Los reos callaron, se hizo un silencio sepulcral, cuando el cura rezó un padrenuestro arrodillado ante ellos con los brazos en cruz, le escucharon hablar de la muerte de Cristo, de que fue traicionado por Judas, de cómo los romanos no aguantaron que defendiera a los humildes, que nunca la perdonaran que siempre estuviera rodeado de tullidos, prostitutas, leprosos, personas expulsadas de sus casas por los crueles legionarios.
Por sus mentes pasaron a una velocidad de vertido, entre los rezos del sacerdote, los momentos de lucha, las asambleas en los tomateros bajo la mirada amenazadora de los capataces, de los terratenientes que llenos de odio siempre acababan llamando a la guardia civil, la represión, las reuniones interminables en el partido, en la Federación Obrera, la satisfacción de ayudar a muchas personas, de defender sus derechos sociales y sindicales, aquel hermoso día del triunfo electoral en las elecciones municipales, aquella mayoría absoluta del Frente Popular, las celebraciones, las banderas republicanas, el momento de la toma de posesión de un alcalde del pueblo, maestro albañil, obrero y proletario.
Don Juan recogió todo su instrumental sagrado bajo la mirada de los hombres sentados en un rincón, acurrucados, como buscando un calor maternal, con los brazos por los hombros, observando como el representante de Cristo les dio la última bendición, antes de partir. Pancho alcanzo a pedirle por sus hijos cuando salía, el cura le dijo que estuviera tranquilo, que localizaría a su mujer en Tamaraceite, no lo hizo nunca, solo se fue cabizbajo, con la piel erizada, casi enfermo de algo parecido a la tristeza.

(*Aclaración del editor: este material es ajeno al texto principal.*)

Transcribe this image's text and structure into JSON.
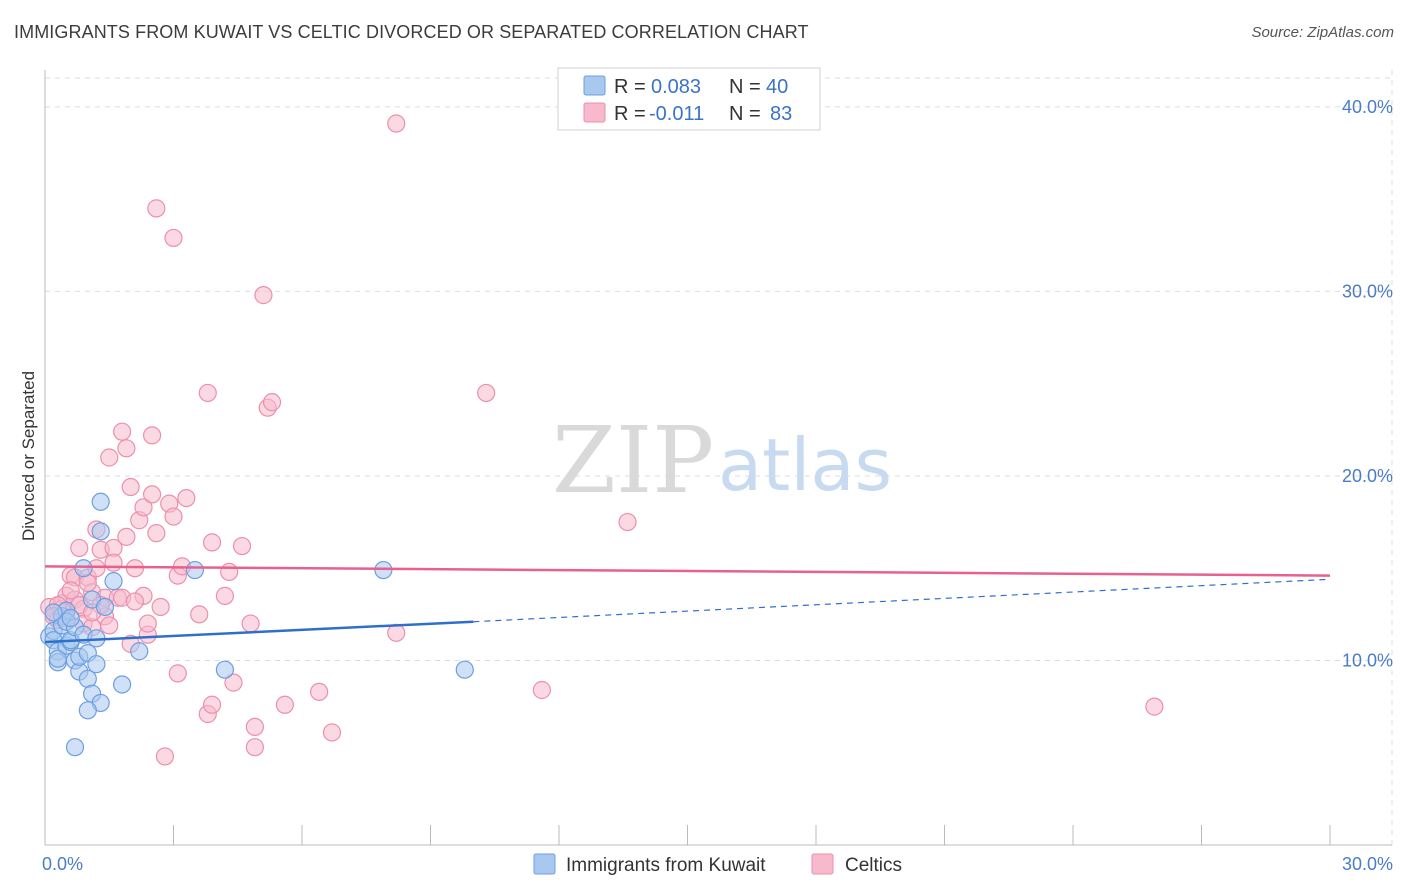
{
  "title": "IMMIGRANTS FROM KUWAIT VS CELTIC DIVORCED OR SEPARATED CORRELATION CHART",
  "source": "Source: ZipAtlas.com",
  "watermark": {
    "zip": "ZIP",
    "atlas": "atlas"
  },
  "colors": {
    "blue_fill": "#a9c8f0",
    "blue_stroke": "#6c9fe0",
    "blue_line": "#2f6fcc",
    "pink_fill": "#f7b9cc",
    "pink_stroke": "#ec8fae",
    "pink_line": "#e8608d",
    "grid": "#dddddd",
    "axis": "#bbbbbb",
    "tick_text": "#4a7cc7"
  },
  "legend": {
    "rows": [
      {
        "r_label": "R =",
        "r_value": "0.083",
        "n_label": "N =",
        "n_value": "40",
        "series": "kuwait"
      },
      {
        "r_label": "R =",
        "r_value": "-0.011",
        "n_label": "N =",
        "n_value": "83",
        "series": "celtics"
      }
    ]
  },
  "chart_data": {
    "type": "scatter",
    "title": "IMMIGRANTS FROM KUWAIT VS CELTIC DIVORCED OR SEPARATED CORRELATION CHART",
    "xlabel": "",
    "ylabel": "Divorced or Separated",
    "xlim": [
      0,
      30
    ],
    "ylim": [
      0,
      42
    ],
    "x_ticks": [
      0,
      3,
      6,
      9,
      12,
      15,
      18,
      21,
      24,
      27,
      30
    ],
    "x_tick_labels": [
      {
        "value": 0,
        "label": "0.0%"
      },
      {
        "value": 30,
        "label": "30.0%"
      }
    ],
    "y_ticks": [
      10,
      20,
      30,
      40
    ],
    "y_tick_labels": [
      "10.0%",
      "20.0%",
      "30.0%",
      "40.0%"
    ],
    "grid": true,
    "series": [
      {
        "name": "Immigrants from Kuwait",
        "key": "kuwait",
        "trend": {
          "x0": 0,
          "y0": 11.0,
          "x1": 10,
          "y1": 12.1,
          "dash_x1": 30,
          "dash_y1": 14.4
        },
        "points": [
          [
            0.1,
            11.3
          ],
          [
            0.2,
            11.6
          ],
          [
            0.2,
            11.1
          ],
          [
            0.3,
            10.5
          ],
          [
            0.3,
            9.9
          ],
          [
            0.3,
            10.1
          ],
          [
            0.4,
            12.4
          ],
          [
            0.4,
            11.9
          ],
          [
            0.5,
            12.7
          ],
          [
            0.5,
            12.1
          ],
          [
            0.5,
            10.8
          ],
          [
            0.6,
            11.0
          ],
          [
            0.6,
            11.1
          ],
          [
            0.7,
            10.0
          ],
          [
            0.7,
            11.8
          ],
          [
            0.8,
            9.4
          ],
          [
            0.8,
            10.2
          ],
          [
            0.9,
            11.4
          ],
          [
            0.9,
            15.0
          ],
          [
            1.0,
            9.0
          ],
          [
            1.0,
            10.4
          ],
          [
            1.1,
            8.2
          ],
          [
            1.1,
            13.3
          ],
          [
            1.2,
            11.2
          ],
          [
            1.2,
            9.8
          ],
          [
            1.3,
            7.7
          ],
          [
            1.3,
            17.0
          ],
          [
            1.3,
            18.6
          ],
          [
            1.4,
            12.9
          ],
          [
            1.6,
            14.3
          ],
          [
            1.8,
            8.7
          ],
          [
            2.2,
            10.5
          ],
          [
            3.5,
            14.9
          ],
          [
            4.2,
            9.5
          ],
          [
            7.9,
            14.9
          ],
          [
            9.8,
            9.5
          ],
          [
            0.7,
            5.3
          ],
          [
            1.0,
            7.3
          ],
          [
            0.2,
            12.6
          ],
          [
            0.6,
            12.3
          ]
        ]
      },
      {
        "name": "Celtics",
        "key": "celtics",
        "trend": {
          "x0": 0,
          "y0": 15.1,
          "x1": 30,
          "y1": 14.6
        },
        "points": [
          [
            0.1,
            12.9
          ],
          [
            0.2,
            12.6
          ],
          [
            0.3,
            12.2
          ],
          [
            0.4,
            13.1
          ],
          [
            0.4,
            12.8
          ],
          [
            0.5,
            13.5
          ],
          [
            0.5,
            12.3
          ],
          [
            0.6,
            14.6
          ],
          [
            0.7,
            13.3
          ],
          [
            0.7,
            14.5
          ],
          [
            0.8,
            16.1
          ],
          [
            0.9,
            12.8
          ],
          [
            0.9,
            12.0
          ],
          [
            1.0,
            14.5
          ],
          [
            1.1,
            11.8
          ],
          [
            1.1,
            13.7
          ],
          [
            1.2,
            17.1
          ],
          [
            1.2,
            15.0
          ],
          [
            1.3,
            16.0
          ],
          [
            1.4,
            13.4
          ],
          [
            1.4,
            12.4
          ],
          [
            1.5,
            11.9
          ],
          [
            1.5,
            21.0
          ],
          [
            1.6,
            16.1
          ],
          [
            1.7,
            13.4
          ],
          [
            1.8,
            22.4
          ],
          [
            1.8,
            13.4
          ],
          [
            1.9,
            21.5
          ],
          [
            1.9,
            16.7
          ],
          [
            2.0,
            10.9
          ],
          [
            2.0,
            19.4
          ],
          [
            2.1,
            15.0
          ],
          [
            2.2,
            17.6
          ],
          [
            2.3,
            18.3
          ],
          [
            2.3,
            13.5
          ],
          [
            2.4,
            11.4
          ],
          [
            2.4,
            12.0
          ],
          [
            2.5,
            19.0
          ],
          [
            2.5,
            22.2
          ],
          [
            2.6,
            34.5
          ],
          [
            2.6,
            16.9
          ],
          [
            2.7,
            12.9
          ],
          [
            2.8,
            4.8
          ],
          [
            2.9,
            18.5
          ],
          [
            3.0,
            32.9
          ],
          [
            3.0,
            17.8
          ],
          [
            3.1,
            14.6
          ],
          [
            3.1,
            9.3
          ],
          [
            3.2,
            15.1
          ],
          [
            3.3,
            18.8
          ],
          [
            3.6,
            12.5
          ],
          [
            3.8,
            24.5
          ],
          [
            3.8,
            7.1
          ],
          [
            3.9,
            7.6
          ],
          [
            3.9,
            16.4
          ],
          [
            4.2,
            13.5
          ],
          [
            4.3,
            14.8
          ],
          [
            4.4,
            8.8
          ],
          [
            4.6,
            16.2
          ],
          [
            4.8,
            12.0
          ],
          [
            4.9,
            5.3
          ],
          [
            4.9,
            6.4
          ],
          [
            5.1,
            29.8
          ],
          [
            5.2,
            23.7
          ],
          [
            5.3,
            24.0
          ],
          [
            5.6,
            7.6
          ],
          [
            6.4,
            8.3
          ],
          [
            6.7,
            6.1
          ],
          [
            8.2,
            11.5
          ],
          [
            8.2,
            39.1
          ],
          [
            10.3,
            24.5
          ],
          [
            11.6,
            8.4
          ],
          [
            13.6,
            17.5
          ],
          [
            25.9,
            7.5
          ],
          [
            0.3,
            13.0
          ],
          [
            0.6,
            13.8
          ],
          [
            1.0,
            14.2
          ],
          [
            1.3,
            13.0
          ],
          [
            1.6,
            15.3
          ],
          [
            2.1,
            13.2
          ],
          [
            0.2,
            12.4
          ],
          [
            0.8,
            13.0
          ],
          [
            1.1,
            12.6
          ]
        ]
      }
    ]
  },
  "bottom_legend": [
    {
      "label": "Immigrants from Kuwait",
      "series": "kuwait"
    },
    {
      "label": "Celtics",
      "series": "celtics"
    }
  ]
}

Al otro lado del cuartel el teniente Lázaro, junto al capitán Bombín y el Sargento Samsó, preparaban el pelotón de fusilamiento, simulaban un fusilamiento, como quien ensaya una obra de teatro macabra, una alegoría de la muerte impulsada por los mandos del alzamiento, un “Viva la muerte”, que definía aquel golpe de estado genocida.
El cura llegó a su parroquia del Carmen media hora antes del fusilamiento, se fue directo al altar y se arrodilló ante la imagen de Cristo crucificado, no sabía muy bien que decir en su plegaria, el estomago revuelto, algo de culpabilidad indefinible. En la montaña de La Isleta se escuchaban los disparos, una ráfaga terrible, un silencio, cinco tiros de gracia.